What seems to be clearly missing from Gilbert’s approach is seriousness towards objectivity, because though he states he recognizes the types of issues Wilson and others present he seems to simply dismiss those issues through his premises.  Essentially he says that yes I know what I am doing isn’t going to be precise or correct, but because we do not currently have the proper tools to make the study precise, I shall go ahead and use an imperfect method.  Imperfection is all we have right now and so it is okay for us to do this.  If this is the standard that had been used scientifically for the past two centuries, we might not be technologically where we are today.  By admitting to and still using highly imperfect studies, we set a barrier for ourselves for further development in the field.  Using Gilbert’s study and the consequent conclusions could be like accepting the concept of spontaneous generation by Aristotle, which held back science for at least 2 millennia.  Therefore, I really believe that Gilbert does not give critical importance to objectivity, and essentially understates the serious issues presented by many scientific studies, by stating that his magical mathematical trick will fix everything and allow us to use subjective reports.
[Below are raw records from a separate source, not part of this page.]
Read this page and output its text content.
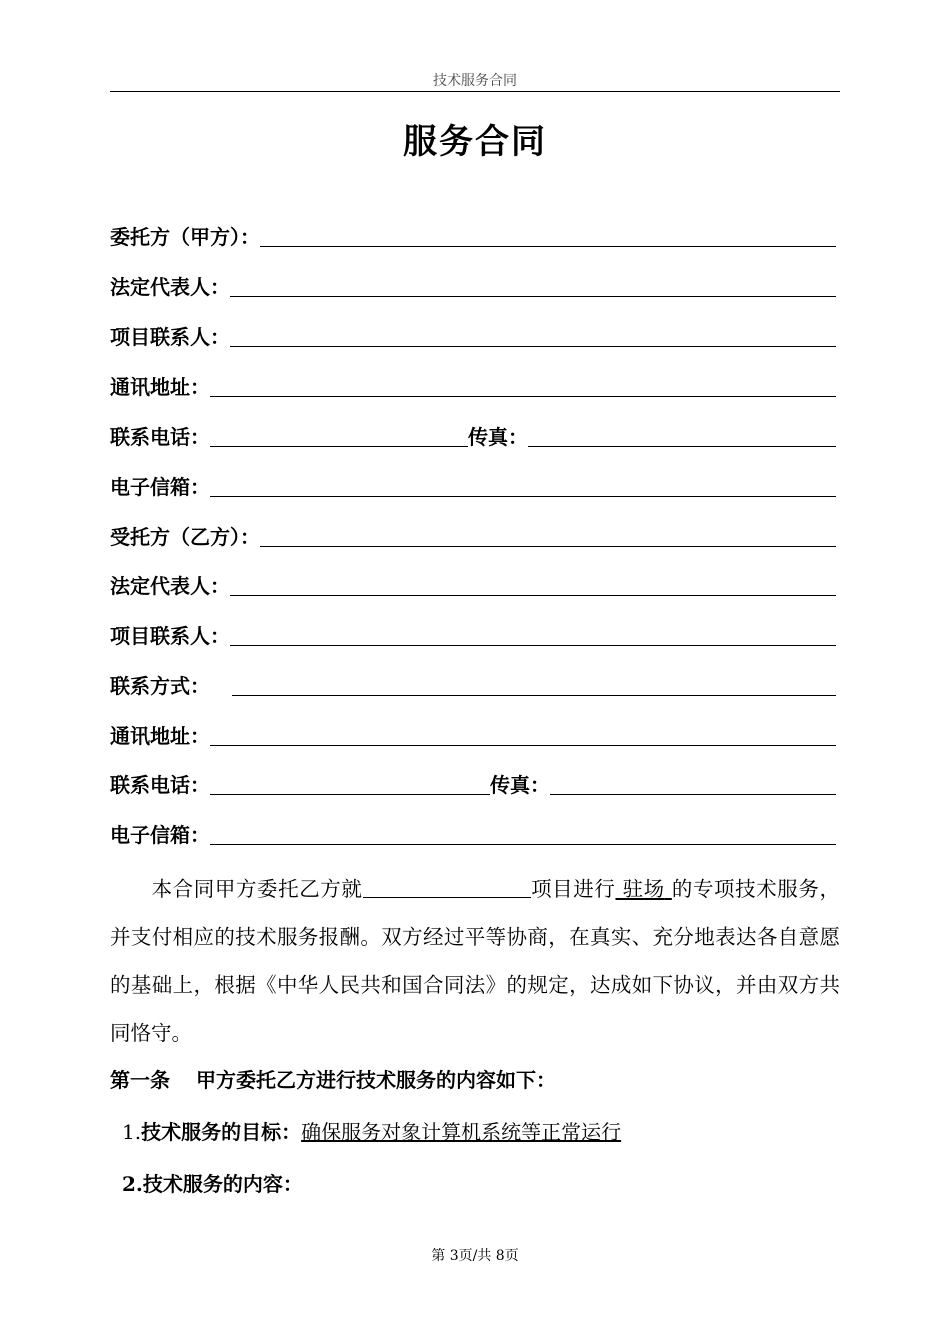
技术服务合同
服务合同
委托方（甲方）：
法定代表人：
项目联系人：
通讯地址：
联系电话：	传真：
电子信箱：
受托方（乙方）：
法定代表人：
项目联系人：
联系方式：
通讯地址：
联系电话：	传真：
电子信箱：
本合同甲方委托乙方就	项目进行 驻场 的专项技术服务，并支付相应的技术服务报酬。双方经过平等协商，在真实、充分地表达各自意愿的基础上，根据《中华人民共和国合同法》的规定，达成如下协议，并由双方共同恪守。
第一条 甲方委托乙方进行技术服务的内容如下：
1.技术服务的目标：确保服务对象计算机系统等正常运行
2.技术服务的内容：
第 3页/共 8页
Yes, it is very difficult to study the mind right now, but that does not mean we should implement incorrect, highly unscientific methods to achieve conclusions that we know in the long run will not help us get anywhere concretely.  Rather than making excuses about how we do not have the tools to do precise scientific studies and therefore justifying incorrect studies, the energies of the scientific minds should be engaged in trying to discover scientific methods that would work.  The journey of the discovery of knowledge is the basis for science, and giving up simply on the assumption that something is impossible at the moment is unacceptable.  This is why I believe, while it may be difficult now, it might not be impossible.  Centuries before us people never thought man could fly or go into space or land on the moon, and yet here we are today having accomplished all those things via several means.  It might be difficult today, but if the energy of intelligent minds is focused on the positive possibilities of discovery rather than the negativity of the current situation, we might actually get somewhere very profound in the study of the mind, even more so than what we know today.
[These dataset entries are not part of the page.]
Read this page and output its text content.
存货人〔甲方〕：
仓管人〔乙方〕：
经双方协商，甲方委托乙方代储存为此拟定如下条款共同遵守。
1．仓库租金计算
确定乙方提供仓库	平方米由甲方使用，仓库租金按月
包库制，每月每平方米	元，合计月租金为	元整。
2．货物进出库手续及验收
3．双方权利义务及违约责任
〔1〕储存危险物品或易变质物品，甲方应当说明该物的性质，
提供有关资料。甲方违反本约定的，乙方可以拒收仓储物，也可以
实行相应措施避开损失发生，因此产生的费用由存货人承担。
I do believe one day something may be out of the reach of science to explain, since we do only live in a 3-D world with a very limited understanding of the 4th Dimension.  This limitation though may only come into play when explaining existence because there may be several other factors to the Universe on levels of dimensions we cannot even begin to comprehend, but figuring out the mind and how it works in our relevant existence is very much possible; we only need to be patient and continue to work diligently in order to discover new findings that may help us to understand the mind.
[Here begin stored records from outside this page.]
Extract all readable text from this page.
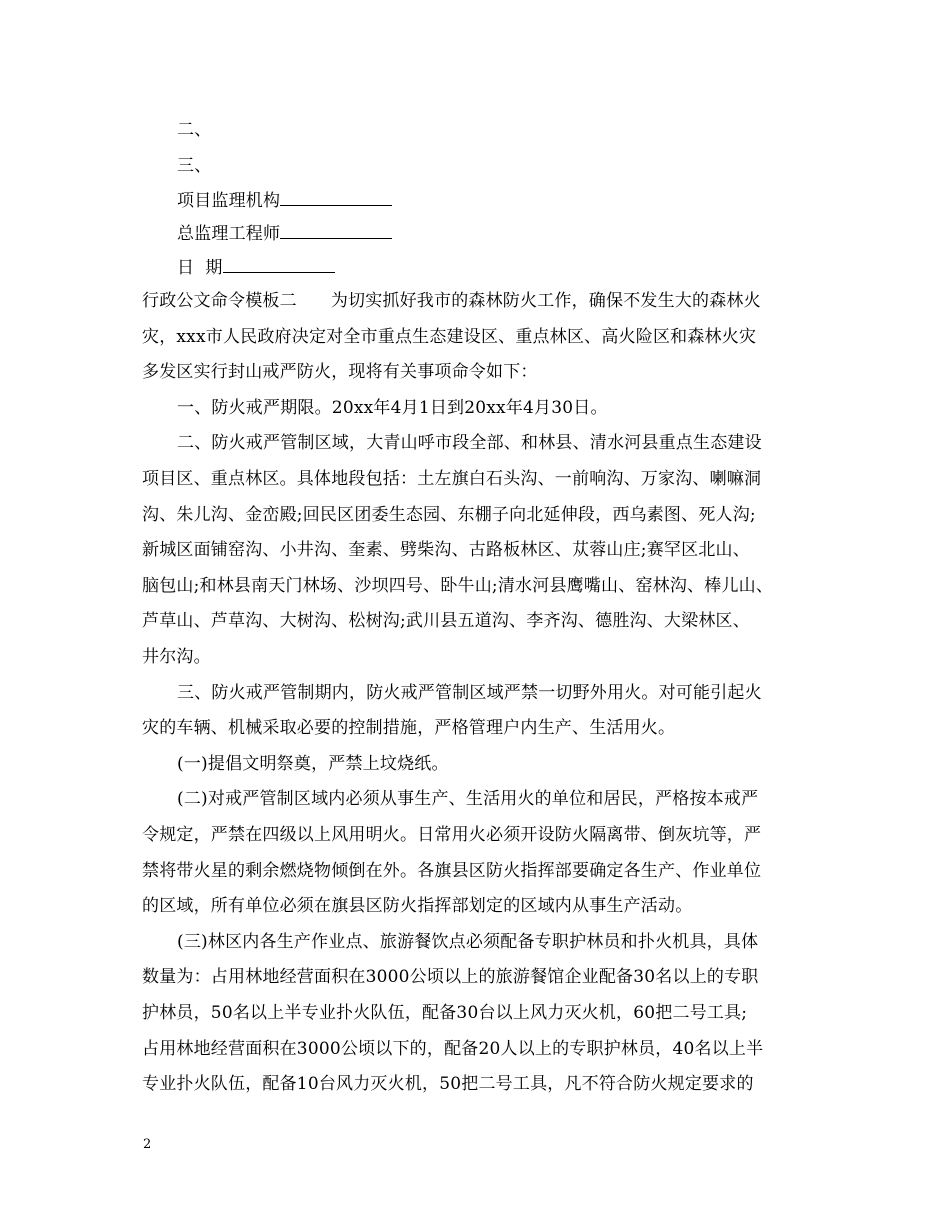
二、
三、
项目监理机构
总监理工程师
日  期
行政公文命令模板二 为切实抓好我市的森林防火工作，确保不发生大的森林火
灾，xxx市人民政府决定对全市重点生态建设区、重点林区、高火险区和森林火灾
多发区实行封山戒严防火，现将有关事项命令如下：
一、防火戒严期限。20xx年4月1日到20xx年4月30日。
二、防火戒严管制区域，大青山呼市段全部、和林县、清水河县重点生态建设
项目区、重点林区。具体地段包括：土左旗白石头沟、一前响沟、万家沟、喇嘛洞
沟、朱儿沟、金峦殿;回民区团委生态园、东棚子向北延伸段，西乌素图、死人沟;
新城区面铺窑沟、小井沟、奎素、劈柴沟、古路板林区、苁蓉山庄;赛罕区北山、
脑包山;和林县南天门林场、沙坝四号、卧牛山;清水河县鹰嘴山、窑林沟、棒儿山、
芦草山、芦草沟、大树沟、松树沟;武川县五道沟、李齐沟、德胜沟、大梁林区、
井尔沟。
三、防火戒严管制期内，防火戒严管制区域严禁一切野外用火。对可能引起火
灾的车辆、机械采取必要的控制措施，严格管理户内生产、生活用火。
(一)提倡文明祭奠，严禁上坟烧纸。
(二)对戒严管制区域内必须从事生产、生活用火的单位和居民，严格按本戒严
令规定，严禁在四级以上风用明火。日常用火必须开设防火隔离带、倒灰坑等，严
禁将带火星的剩余燃烧物倾倒在外。各旗县区防火指挥部要确定各生产、作业单位
的区域，所有单位必须在旗县区防火指挥部划定的区域内从事生产活动。
(三)林区内各生产作业点、旅游餐饮点必须配备专职护林员和扑火机具，具体
数量为：占用林地经营面积在3000公顷以上的旅游餐馆企业配备30名以上的专职
护林员，50名以上半专业扑火队伍，配备30台以上风力灭火机，60把二号工具;
占用林地经营面积在3000公顷以下的，配备20人以上的专职护林员，40名以上半
专业扑火队伍，配备10台风力灭火机，50把二号工具，凡不符合防火规定要求的
2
Through this paper I have discussed various issues presently facing the acceptance of subjective reports.  I have also discussed what Gilbert believes we should do, how his thinking maybe flawed, and how we may be misguided to follow his research methods.  As long as science exists I believe the scientific community will continue to remain objective and dismiss absurd studies like that of Gilbert’s.  Finally, I have also come into the impression that though it may be difficult to not do so, accepting impossibility is admitting defeat.

Work Cited

Gilbert, Daniel.  Stumbling on Happiness.  Vintage Books, 2005.

Nisbett, E. Richard and Timothy DeCamp Wilson.  “Telling more than we can know: Verbal reports on Mental Processes” American Psychological Association, Inc.  Volume 84.  May 1977: 231-260.